Define a contract of sale and distinguish between Sale and Agreement to Sell.
Contract of Sale:
Section 4 (1) of the Sale of Goods Act defines contract of sales as a contract whereby the seller transfers or agrees to transfer the property in goods to the buyer for a price.
Essentials of a contract of sale of goods : The analysis of the definition of a contract of sale reveals the following essential features :
Two parties : Being a contract, there must be two parties-the seller and the buyer. A person cannot buy the goods from himself.
Transfer of property : Property here means ownership. The seller must transfer or agree to transfer the property in goods to the buyer. The object of a contract of sale must be the transfer of ownership in goods from one party to another.
Goods : The subject-matter of the contract of sale must be goods.

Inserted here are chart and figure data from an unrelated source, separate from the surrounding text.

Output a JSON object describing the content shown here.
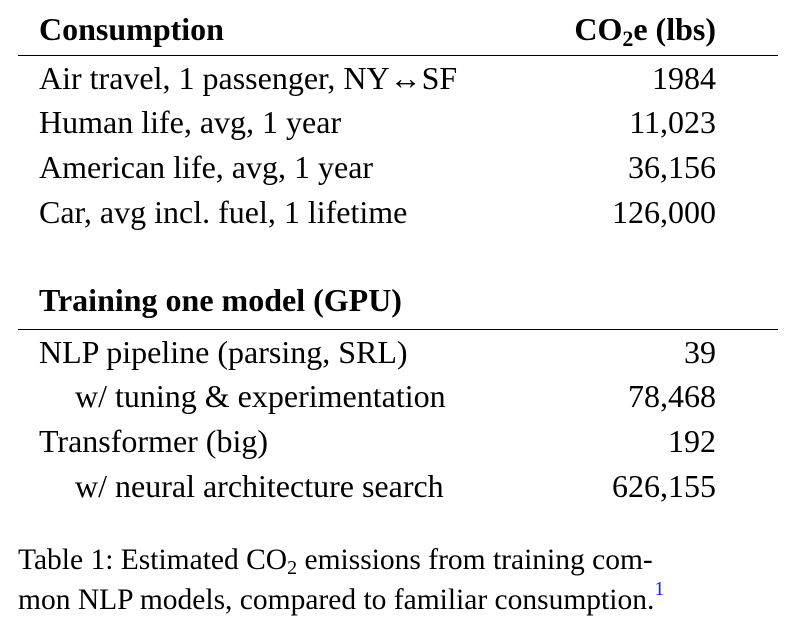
{
  "table": {
    "section1": {
      "header_label": "Consumption",
      "header_value_prefix": "CO",
      "header_value_sub": "2",
      "header_value_suffix": "e (lbs)",
      "rows": [
        {
          "label": "Air travel, 1 passenger, NY↔SF",
          "value": "1984",
          "indent": false
        },
        {
          "label": "Human life, avg, 1 year",
          "value": "11,023",
          "indent": false
        },
        {
          "label": "American life, avg, 1 year",
          "value": "36,156",
          "indent": false
        },
        {
          "label": "Car, avg incl. fuel, 1 lifetime",
          "value": "126,000",
          "indent": false
        }
      ]
    },
    "section2": {
      "header_label": "Training one model (GPU)",
      "rows": [
        {
          "label": "NLP pipeline (parsing, SRL)",
          "value": "39",
          "indent": false
        },
        {
          "label": "w/ tuning & experimentation",
          "value": "78,468",
          "indent": true
        },
        {
          "label": "Transformer (big)",
          "value": "192",
          "indent": false
        },
        {
          "label": "w/ neural architecture search",
          "value": "626,155",
          "indent": true
        }
      ]
    }
  },
  "caption": {
    "line1_prefix": "Table 1: Estimated CO",
    "line1_sub": "2",
    "line1_suffix": " emissions from training com-",
    "line2": "mon NLP models, compared to familiar consumption.",
    "footnote_ref": "1",
    "footnote_color": "#1a2ad6"
  }
}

The term goods means every kind of movable property (other than actionable claims and money) including stock and shares, growing crops, grass and things attached to or forming part of the land but agreed to be severed from land before sale or under the contract of sale. ‘Actionable claims’ are the claims enforceable by a legal action e.g. a book debt. ‘Money’ means current money.

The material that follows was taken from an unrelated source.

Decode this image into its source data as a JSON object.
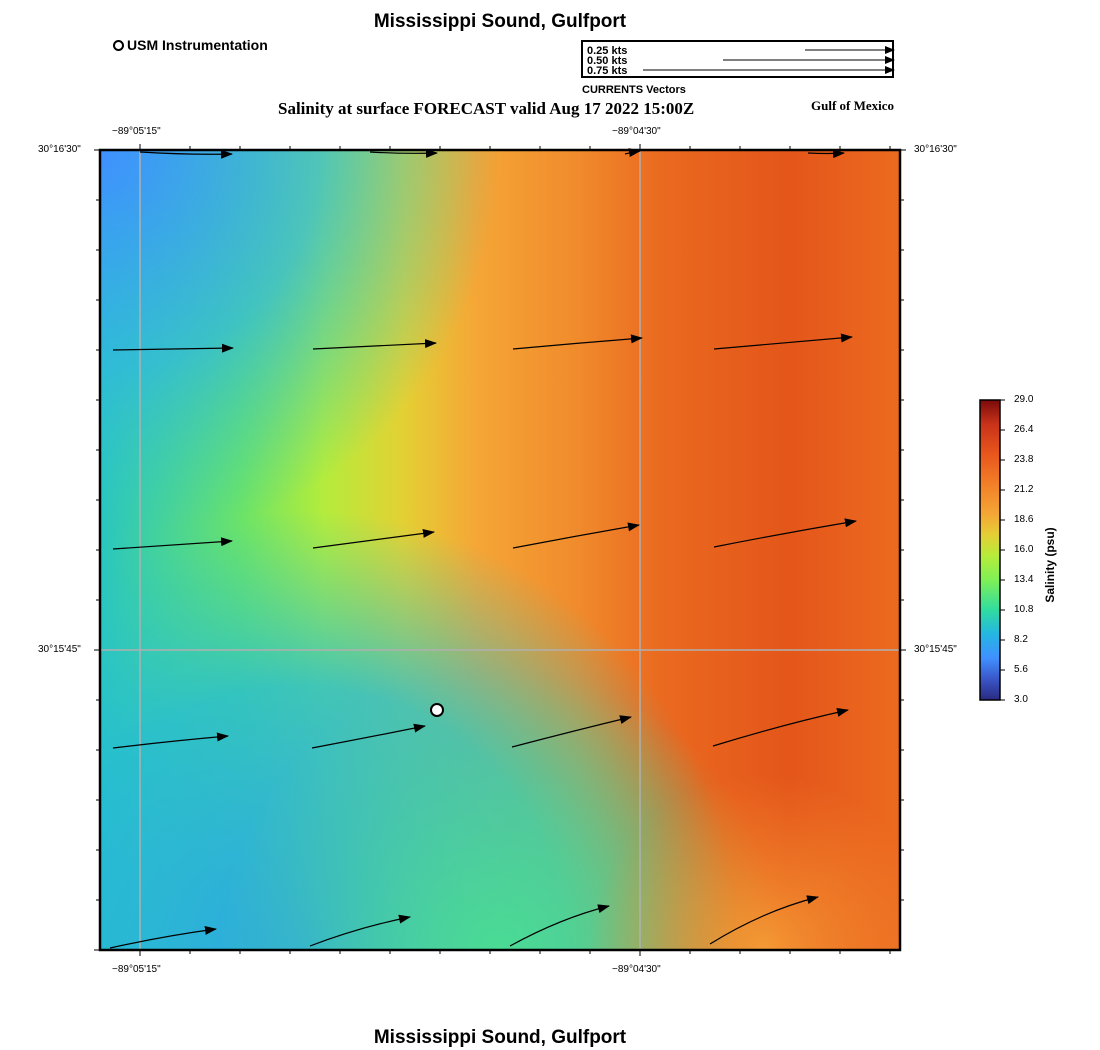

Price : Price means the money consideration for the sale of goods. The goods must be sold for some price. Where goods are exchanged for goods, it is barter and not a sale. However, there is nothing to prevent the consideration being partly in money and partly in goods.
Essential elements of a valid contract : All essential elements of a valid contract like, agreement, free consent, competence of parties, consideration, etc., must be present in a contract of sale because a contract of sale is just like any other contract.
Includes both “Sale and Agreement to Sell” : A contract of sale may be absolute or conditional.
Where the contract of sale is executed i.e., the property in goods has passed from the seller to the buyer, it is called sale but where the contract is executory, therefor the transfer of the property in goods is to take place at a future date or subject to some condition thereafter to be fulfilled, it is an agreement to sell.
Distinction between Sale and an Agreement to Sell:
Transfer of ownership : In case of sale, the transfer of ownership from the seller to the buyer takes place at the time of the contract. in case of an agreement to sell, the transfer of ownership takes place at a future time or subject to the fulfillment of a condition.
Risk ; In a sale, the buyer is responsible for any loss or destruction of the goods even if the goods are in the possession of the seller. In an agreement to sell, the seller is responsible for the loss even if the goods are in the possession of the buyer because the seller remains the owner until the agreement to sell becomes a sale.
Right of resale : In case of sale, the seller cannot sell the goods even if the goods are in his possession. If he does so, he is guilty of breach of contract and buyer can claim damages from the seller. In case of an agreement to sell, the seller continues to be the owner. If he sells the goods, he is guilty of breach of contract and the original buyer can claim only damages from him.
Insolvency of the buyer : If the goods are in the possession of the seller and buyer becomes insolvent, then, in case of sale, in the absence of a right of lien, the seller must deliver the goods to the official receiver or assignee of the buyer.
The seller will be entitled for rate able dividend for the price due. But in case of an agreement to sell, if buyer becomes insolvent before paying the price of the goods, the. seller may refuse to deliver the goods to the official receiver because the ownership of the goods still rests with the seller.
Insolvency of the seller : In case of sale, if the seller, who is in possession of the goods, becomes insolvent, the official receiver / assignee of the seller has to give goods to the buyer because he is the owner of the goods. But in case of an agreement to sell; if the seller becomes insolvent/the buyer cannot recover the goods from the official receiver even if the price has been paid by him. This is because he is not the owner.